Il ricorso al capro espiatorio, ad esempio, fenomeno molto frequente da noi quanto in altre parti del mondo, testimonia quanto è difficile, se non impossibile, ammettere che forze lontane, complesse, quasi anonime, possano colpire al cuore la nostra esistenza; uno dei fattori sociogenetici determinanti la schizofrenia è l'assoggettamento dell'individuo vivente in seno alle società complesse a forze anonime, impersonali, sulle quali egli non ha alcuna influenza e che agiscono sul suo stesso essere.
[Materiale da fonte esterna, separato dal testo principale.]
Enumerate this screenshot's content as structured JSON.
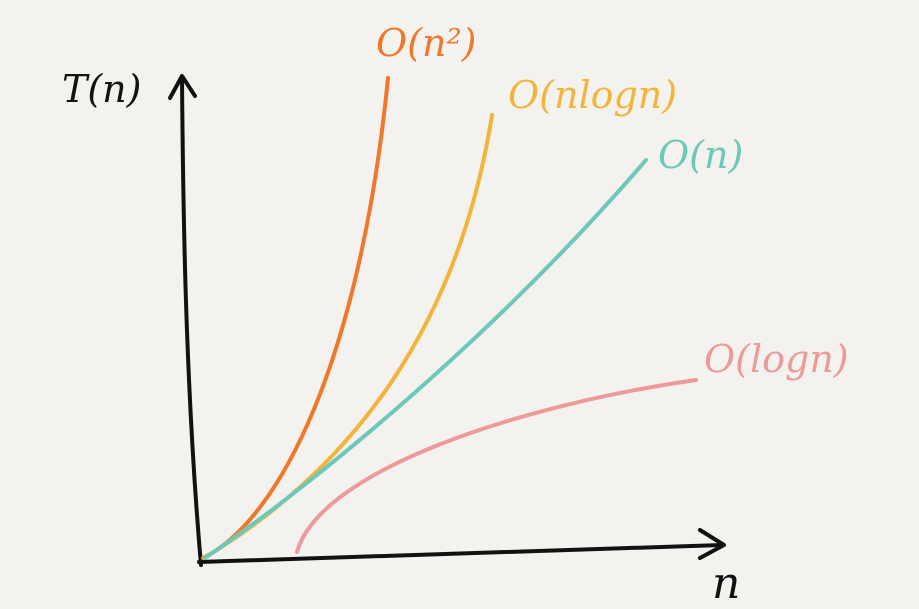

Nella nostra cultura, come in molte altre, se non tutte, l'assoggettamento dell'individuo a regole e norme sociali e culturali avviene all'interno di una relazione di potere tra gruppi dominanti e fasce di popolazione oppresse e dominate, attraverso la fabbricazione di alcuni stereotipi che costringono l'oppresso a conformarsi al pensiero dominante (Valsecchi, 1999), che su di lui eserciterà pressioni con tutti i mezzi a disposizione (la relazione bianco/nero, eterosessuale/omosessuale)

Nulla è più facile del condurre gli oppressi ad adottare il comportamento avvilente che si esige da loro: basta vietar loro l'accesso – e l'uso – ai meccanismi di difesa di cui dispone il gruppo socialmente favorito e dominante (Bourdieu, 2010).